Azure Blob storage is unstructured, meaning that there are no restrictions on the kinds of data it can hold.
A blob can hold a document,image, JSON file. In this case we will be storing csv files.
Please note:
Blobs are usually not appropriate for structured data that needs to be queried frequently. They have higher latency than memory and local disk and don't have the indexing features that make databases efficient at running queries. However, you can use them in combination with databases to store non-queryable data.
The objective of this project is to upload and retrive sensor data in form of csv files. Then make some plots of the data once the csv files are downloaded.
We begin by installing the Azure Storage Blobs client library for Python with pip
Run this command in terminal
Run it in the Anaconda Prompt if you are use the IPython environment
pip install azure-storage-blob
Import necesssary packages
import pyodbc
import numpy as np
import pandas as pd
import matplotlib as mpl
import matplotlib.pyplot as plt
import os, uuid, sys
from azure.storage.blob import BlobServiceClient, BlobClient, ContainerClient
You can create a new storage account using the Azure Portal, Azure PowerShell or Azure CLI
A client will interact with three types of resources: the storage account itself, blob storage containers, and blobs
By default, all blobs require authentication to access. However, individual containers can be configured to allow public access
Use the connection string to initialize the Azure Storage client library. You can get your connection string through the Azure Portal, Azure PowerShell or Azure CLI
CONN = "your_connection_string"
service = BlobServiceClient.from_connection_string(conn_str=CONN)
Every blob is stored inside a blob container.
Container and blob names must conform to a set of rules, including length limitations and character restrictions.
Blob names are used to indicate meaning and structure.
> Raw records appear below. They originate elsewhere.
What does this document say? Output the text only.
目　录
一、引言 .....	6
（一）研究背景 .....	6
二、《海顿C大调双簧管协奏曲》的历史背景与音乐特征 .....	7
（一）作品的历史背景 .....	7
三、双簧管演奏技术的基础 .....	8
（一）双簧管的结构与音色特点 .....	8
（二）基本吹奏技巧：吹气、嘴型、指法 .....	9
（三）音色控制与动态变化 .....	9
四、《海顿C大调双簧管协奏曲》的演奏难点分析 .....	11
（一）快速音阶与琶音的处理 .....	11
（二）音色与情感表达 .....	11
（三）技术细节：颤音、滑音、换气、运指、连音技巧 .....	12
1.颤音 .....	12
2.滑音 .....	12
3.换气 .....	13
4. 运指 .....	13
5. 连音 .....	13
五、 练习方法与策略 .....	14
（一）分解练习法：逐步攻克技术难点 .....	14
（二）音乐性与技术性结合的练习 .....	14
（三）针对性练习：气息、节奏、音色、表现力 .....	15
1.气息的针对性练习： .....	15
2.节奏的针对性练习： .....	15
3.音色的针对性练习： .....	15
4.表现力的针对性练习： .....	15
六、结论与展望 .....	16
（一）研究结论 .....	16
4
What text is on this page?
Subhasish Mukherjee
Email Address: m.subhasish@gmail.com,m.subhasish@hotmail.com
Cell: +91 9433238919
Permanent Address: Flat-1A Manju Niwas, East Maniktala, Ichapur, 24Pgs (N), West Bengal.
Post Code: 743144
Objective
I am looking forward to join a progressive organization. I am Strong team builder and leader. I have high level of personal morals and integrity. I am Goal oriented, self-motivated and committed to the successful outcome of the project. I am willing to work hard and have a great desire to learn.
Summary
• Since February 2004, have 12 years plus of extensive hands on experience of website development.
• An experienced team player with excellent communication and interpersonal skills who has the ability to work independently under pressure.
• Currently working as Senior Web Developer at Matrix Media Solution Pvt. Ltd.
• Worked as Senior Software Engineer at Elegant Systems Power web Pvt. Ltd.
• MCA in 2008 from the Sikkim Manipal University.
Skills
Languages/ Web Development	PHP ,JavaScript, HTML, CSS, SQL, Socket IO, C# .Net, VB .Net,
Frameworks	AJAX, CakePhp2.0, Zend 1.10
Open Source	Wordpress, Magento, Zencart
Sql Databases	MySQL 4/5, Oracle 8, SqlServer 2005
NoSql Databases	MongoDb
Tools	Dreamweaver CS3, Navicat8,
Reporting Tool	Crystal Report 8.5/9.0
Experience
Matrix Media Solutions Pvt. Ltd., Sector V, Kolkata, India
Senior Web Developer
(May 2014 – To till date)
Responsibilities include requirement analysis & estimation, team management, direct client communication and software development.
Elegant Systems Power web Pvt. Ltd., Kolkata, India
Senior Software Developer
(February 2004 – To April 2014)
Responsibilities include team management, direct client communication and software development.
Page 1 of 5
They can include file name extensions like .csv to indicate what kind of data they contain.
def create_container(connect_str):
proceed = True
while proceed:
name = input("Enter new container name: ")
container = ContainerClient.from_connection_string(conn_str = connect_str, container_name=name)
container.create_container()
print("Container {} successfuly created!".format(name))
choice = input('Do you want to create another conatiner? \n1. Yes\n2. No\n')
if choice != '1':
print("That's it for now.")
proceed = False
try:
create_container(CONN)
except Exception as message:
print("Container was not created because \n", message)
choice = input('Try again or exit\n1. Yes\n2. No\n')
if choice == '1':
create_container(connect = CONN)
else:
print("You can always try again later")
proceed = False
Enter new container name: metadata1
Container metadata1 successfuly created!
Do you want to create another conatiner?
1. Yes
2. No
2
That's it for now.
If you give your blobs hierarchical names that look like file paths, your API's listing operation can filter results to specific prefixes. This feature is referred to as virtual directories because some tools and client libraries use it to visualize and navigate Blob storage as if it was a file system.
Blob Types
There are three different kinds of blobs you can store data in:
- Block blobs are composed of blocks of different sizes that can be uploaded independently and in parallel.
- Append blobs that support only appending new data. They are great for scenarios like storing logs or writing streamed data.
- Page blobs are designed for scenarios that involve random-access reads and writes.
In our case Block blobs are the best choice. Their block-based structure supports very fast uploads and downloads and efficient access to individual pieces of a blob.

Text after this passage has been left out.